Um retrato desconhecido
Nas faces guarda os sulcos
marcados a memória das colheitas de uma vida. E uma vida não chega apenas para
contar das colheitas os dias em que o sol ainda não nascia em seus olhos de
amêndoa, vespertinos. Hoje deixam-se descair como a noite; um rasgo de luz
sobre o breu das colinas a silenciar os animais que comungam da aragem.
Soubéssemos nós da força dos
braços, de como ainda dele se padecem e se levantam, quais riachos, pequenos e
suaves ainda as agruras do fado descem. Sabe-se tão pouco desta terra
intensivamente arada, mãos feridas e saradas a cada nova madrugada, porque a
madrugada é o tempo de nascer e prontamente ser e não existe ser que nesta
Terra não viva.
Na nossa terra vive
até aquele que jaz – No eco das vozes que as paredes guardam, regozijando-se,
por conseguirem então cantar.
Cantam paredes e cantam vozes que contam mais do que há para
contar; sabem da história os remorsos e as felicidades de a história lhes ter
dado morada à beira-rio.
Que é este azul cristalino e
profundo que se estende, senão lágrimas recusando sal de quem da beira do
Alqueva fez o seu lugar? – Lugar mais que lugar, lugar de ficar!

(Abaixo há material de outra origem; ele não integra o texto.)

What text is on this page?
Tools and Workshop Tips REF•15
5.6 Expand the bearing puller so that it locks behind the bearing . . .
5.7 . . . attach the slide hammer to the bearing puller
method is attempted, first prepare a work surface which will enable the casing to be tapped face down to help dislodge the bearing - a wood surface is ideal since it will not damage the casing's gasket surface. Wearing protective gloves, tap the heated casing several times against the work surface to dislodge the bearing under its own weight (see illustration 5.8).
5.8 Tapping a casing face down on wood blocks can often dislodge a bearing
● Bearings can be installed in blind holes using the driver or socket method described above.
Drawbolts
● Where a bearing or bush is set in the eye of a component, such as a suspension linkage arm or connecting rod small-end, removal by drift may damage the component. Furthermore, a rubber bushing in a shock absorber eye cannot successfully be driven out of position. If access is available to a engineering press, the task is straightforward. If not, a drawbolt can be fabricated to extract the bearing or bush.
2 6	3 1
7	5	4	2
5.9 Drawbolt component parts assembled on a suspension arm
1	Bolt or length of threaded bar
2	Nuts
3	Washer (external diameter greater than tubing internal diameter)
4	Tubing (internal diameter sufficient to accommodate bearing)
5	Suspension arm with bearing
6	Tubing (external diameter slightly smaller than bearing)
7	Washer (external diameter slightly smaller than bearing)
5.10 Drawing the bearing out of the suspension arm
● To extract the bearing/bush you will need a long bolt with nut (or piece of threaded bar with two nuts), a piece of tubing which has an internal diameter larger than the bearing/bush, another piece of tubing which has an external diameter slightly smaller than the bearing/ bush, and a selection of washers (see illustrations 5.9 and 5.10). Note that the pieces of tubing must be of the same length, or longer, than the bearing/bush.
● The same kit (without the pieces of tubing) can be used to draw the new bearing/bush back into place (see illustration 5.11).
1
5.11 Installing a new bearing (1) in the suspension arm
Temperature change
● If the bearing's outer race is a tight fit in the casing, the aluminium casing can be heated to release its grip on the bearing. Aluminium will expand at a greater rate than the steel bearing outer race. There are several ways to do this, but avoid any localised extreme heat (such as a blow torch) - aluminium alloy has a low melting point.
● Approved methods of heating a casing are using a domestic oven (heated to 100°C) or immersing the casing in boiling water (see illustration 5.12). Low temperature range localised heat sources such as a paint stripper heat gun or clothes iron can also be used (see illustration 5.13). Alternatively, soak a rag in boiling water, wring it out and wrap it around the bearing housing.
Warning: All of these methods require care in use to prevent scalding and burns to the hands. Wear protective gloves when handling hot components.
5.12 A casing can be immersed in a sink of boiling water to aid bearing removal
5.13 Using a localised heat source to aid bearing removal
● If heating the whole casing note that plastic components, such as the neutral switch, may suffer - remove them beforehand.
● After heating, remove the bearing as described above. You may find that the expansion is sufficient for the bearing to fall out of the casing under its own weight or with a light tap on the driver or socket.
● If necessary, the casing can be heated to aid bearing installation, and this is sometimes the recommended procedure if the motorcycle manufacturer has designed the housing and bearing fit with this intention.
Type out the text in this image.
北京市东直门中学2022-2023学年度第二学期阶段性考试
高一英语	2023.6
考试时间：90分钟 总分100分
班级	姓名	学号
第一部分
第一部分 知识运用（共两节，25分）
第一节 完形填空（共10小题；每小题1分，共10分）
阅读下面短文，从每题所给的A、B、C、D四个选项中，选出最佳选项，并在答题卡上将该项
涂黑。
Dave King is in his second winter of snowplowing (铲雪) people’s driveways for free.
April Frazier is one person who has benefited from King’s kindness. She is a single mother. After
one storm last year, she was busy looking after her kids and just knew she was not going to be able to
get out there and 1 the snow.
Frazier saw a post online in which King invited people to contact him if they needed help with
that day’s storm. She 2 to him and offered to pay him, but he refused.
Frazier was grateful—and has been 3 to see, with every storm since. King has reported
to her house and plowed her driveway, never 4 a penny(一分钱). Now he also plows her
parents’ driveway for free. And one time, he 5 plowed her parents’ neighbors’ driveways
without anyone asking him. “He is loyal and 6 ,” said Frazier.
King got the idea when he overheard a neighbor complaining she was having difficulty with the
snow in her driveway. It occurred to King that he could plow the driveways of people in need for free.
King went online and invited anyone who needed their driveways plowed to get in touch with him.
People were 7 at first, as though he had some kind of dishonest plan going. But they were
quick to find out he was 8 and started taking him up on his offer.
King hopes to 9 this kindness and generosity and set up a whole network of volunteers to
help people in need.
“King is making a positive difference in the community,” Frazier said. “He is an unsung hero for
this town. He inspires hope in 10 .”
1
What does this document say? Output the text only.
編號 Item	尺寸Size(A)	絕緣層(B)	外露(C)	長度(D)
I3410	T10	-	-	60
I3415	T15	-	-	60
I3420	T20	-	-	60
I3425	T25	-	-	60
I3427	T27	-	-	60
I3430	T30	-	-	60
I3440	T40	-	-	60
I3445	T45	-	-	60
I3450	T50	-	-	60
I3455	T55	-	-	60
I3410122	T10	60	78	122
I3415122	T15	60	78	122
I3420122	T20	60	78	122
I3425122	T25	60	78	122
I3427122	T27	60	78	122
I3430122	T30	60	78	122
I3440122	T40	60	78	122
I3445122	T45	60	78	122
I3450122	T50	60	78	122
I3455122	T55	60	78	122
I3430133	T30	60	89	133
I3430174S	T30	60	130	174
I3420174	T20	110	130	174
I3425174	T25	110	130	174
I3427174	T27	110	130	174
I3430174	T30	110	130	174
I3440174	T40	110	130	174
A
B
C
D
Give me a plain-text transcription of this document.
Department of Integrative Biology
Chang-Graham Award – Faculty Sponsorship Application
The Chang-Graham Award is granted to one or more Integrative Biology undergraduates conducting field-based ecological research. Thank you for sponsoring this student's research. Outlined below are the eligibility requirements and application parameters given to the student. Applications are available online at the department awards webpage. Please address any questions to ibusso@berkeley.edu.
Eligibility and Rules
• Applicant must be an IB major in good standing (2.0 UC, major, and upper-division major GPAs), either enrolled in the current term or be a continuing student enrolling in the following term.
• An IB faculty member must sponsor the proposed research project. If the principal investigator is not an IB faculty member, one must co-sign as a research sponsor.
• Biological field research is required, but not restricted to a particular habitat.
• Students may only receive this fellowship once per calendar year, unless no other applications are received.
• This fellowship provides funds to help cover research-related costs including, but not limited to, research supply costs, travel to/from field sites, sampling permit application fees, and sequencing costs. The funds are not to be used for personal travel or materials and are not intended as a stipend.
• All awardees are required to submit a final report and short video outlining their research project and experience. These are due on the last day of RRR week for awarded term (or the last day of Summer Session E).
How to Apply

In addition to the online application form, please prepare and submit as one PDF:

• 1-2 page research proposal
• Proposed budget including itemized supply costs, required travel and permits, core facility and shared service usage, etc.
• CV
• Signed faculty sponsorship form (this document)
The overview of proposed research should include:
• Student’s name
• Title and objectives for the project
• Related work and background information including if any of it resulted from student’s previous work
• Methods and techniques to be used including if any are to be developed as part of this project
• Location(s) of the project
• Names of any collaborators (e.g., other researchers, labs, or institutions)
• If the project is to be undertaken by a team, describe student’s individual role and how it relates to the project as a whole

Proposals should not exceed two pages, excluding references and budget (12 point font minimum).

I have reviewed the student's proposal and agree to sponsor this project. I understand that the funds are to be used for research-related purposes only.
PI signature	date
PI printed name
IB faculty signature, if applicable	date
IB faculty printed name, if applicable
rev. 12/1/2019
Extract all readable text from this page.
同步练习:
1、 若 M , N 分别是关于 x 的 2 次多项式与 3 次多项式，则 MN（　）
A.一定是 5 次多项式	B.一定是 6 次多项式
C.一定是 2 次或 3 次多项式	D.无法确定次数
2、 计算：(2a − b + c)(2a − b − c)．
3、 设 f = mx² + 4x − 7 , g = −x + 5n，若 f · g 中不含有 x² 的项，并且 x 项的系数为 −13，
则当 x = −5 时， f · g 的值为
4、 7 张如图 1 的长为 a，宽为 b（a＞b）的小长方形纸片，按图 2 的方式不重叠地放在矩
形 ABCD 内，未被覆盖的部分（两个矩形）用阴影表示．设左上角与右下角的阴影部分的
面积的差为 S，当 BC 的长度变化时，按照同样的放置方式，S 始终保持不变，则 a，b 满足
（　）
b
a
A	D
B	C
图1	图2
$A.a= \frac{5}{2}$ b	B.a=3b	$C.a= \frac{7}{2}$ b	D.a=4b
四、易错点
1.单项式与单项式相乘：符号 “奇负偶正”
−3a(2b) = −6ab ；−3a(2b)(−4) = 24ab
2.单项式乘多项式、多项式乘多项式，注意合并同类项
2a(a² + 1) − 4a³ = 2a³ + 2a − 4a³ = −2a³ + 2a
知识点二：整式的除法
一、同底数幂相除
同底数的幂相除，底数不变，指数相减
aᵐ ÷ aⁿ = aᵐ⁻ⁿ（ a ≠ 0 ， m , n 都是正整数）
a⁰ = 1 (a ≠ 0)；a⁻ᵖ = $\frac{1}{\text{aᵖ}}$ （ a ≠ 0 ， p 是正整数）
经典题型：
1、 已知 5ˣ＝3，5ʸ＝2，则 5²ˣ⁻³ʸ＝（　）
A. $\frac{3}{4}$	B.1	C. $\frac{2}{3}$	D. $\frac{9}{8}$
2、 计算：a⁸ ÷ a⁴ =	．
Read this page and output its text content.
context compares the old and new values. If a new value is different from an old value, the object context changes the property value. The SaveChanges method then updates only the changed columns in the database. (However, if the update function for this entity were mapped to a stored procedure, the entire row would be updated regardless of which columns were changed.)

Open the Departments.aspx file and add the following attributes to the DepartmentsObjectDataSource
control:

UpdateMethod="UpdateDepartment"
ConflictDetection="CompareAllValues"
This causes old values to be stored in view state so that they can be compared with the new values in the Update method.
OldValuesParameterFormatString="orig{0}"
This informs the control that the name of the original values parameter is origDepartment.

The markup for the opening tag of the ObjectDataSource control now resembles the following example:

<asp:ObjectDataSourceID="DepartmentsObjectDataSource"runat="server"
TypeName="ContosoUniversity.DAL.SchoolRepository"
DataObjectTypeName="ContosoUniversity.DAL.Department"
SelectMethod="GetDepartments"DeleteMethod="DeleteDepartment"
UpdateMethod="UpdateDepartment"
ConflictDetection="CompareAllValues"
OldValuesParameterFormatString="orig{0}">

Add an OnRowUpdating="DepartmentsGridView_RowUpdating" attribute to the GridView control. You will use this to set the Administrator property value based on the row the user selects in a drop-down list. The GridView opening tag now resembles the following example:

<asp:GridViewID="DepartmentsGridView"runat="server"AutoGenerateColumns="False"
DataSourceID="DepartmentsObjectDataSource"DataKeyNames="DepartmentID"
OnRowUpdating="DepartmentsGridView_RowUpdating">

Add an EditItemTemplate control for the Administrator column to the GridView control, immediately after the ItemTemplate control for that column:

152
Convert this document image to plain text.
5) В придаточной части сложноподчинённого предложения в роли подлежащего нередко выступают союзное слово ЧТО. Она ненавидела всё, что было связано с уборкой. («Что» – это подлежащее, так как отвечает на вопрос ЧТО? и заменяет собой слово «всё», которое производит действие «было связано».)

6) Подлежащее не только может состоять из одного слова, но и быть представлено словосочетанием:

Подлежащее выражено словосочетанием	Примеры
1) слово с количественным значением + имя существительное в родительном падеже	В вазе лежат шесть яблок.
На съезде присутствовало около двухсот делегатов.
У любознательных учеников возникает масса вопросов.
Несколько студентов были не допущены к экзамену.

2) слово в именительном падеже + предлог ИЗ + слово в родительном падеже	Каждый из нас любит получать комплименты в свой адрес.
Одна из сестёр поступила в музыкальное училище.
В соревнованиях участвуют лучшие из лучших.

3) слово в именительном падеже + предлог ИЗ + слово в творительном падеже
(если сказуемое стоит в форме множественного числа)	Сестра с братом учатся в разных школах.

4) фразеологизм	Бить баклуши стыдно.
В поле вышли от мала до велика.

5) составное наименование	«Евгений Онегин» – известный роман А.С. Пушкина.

Pois que todos
que o visitam o querem consigo levar e não existe quem o leve tão
grandiosamente quanto aqueles que o sabem amar.
Amor. O amor denota-se nas mãos
engelhadas, cansadas de dar forma ao pó original, para lá do amor um grande e
doloroso amar. – nunca se cansa de contemplar a sua obra e a sua obra é já
doutros para (nunca) terminar.
Estendem-se
nas tardes tórridas na soalheira do que a natureza dá e entoam saudades de
menino – de pernas ágeis a saltar muros tão mais novos, de pés menos tortos a
calcorrear pedras menos desgastadas- que esquecem repentinamente quando é hora
de voltar a casa.
As
faces mais jovens ficam perdidas entre a imensidão do céu e a da terra -
procuram saber qual a magia e enquanto o perguntam já rostos desfigurados de
tempo esperam para responder que dos segredos do mundo pouco se sabe.
Não se
conhece Monsaraz sem se conhecer as suas gentes, pois as suas gentes são quem
faz Monsaraz. Não se lembram bem as ruas se se descura a menina de outro tempo
sentada à porta vendo os transeuntes passar. Não se podem descobrir as doçarias
sem o simpático jovem do café mais próximo, nem saber quão confortável é o
passeio sem o senhor que avança e escala as ruelas ainda com fôlego para um bom
dia bem frisado.
É por
isso que este retrato é desconhecido – porque não se limita a ser retratado;
não se permite embelezar mais do que aquilo que demonstra e qualquer descrição
peca pela falência das palavras. No entanto nunca mais se esquece depois de ser
apreciado.
Ficam-nos os olhos amendoados e as faces envelhecidas,
ficam-nos as mãos engelhadas e enegrecidas pelo sol e pela terra, fica-nos a
sensação das rochas a passar por baixo das palmas dos pés e o sonoro calmo e
paciente de uma terra alentejana.
E se nos acautelarmos em atenção, o retrato não é apenas
exterior. Vive connosco e depois vive através de nós.
Essa, jovens, seja talvez a principal magia.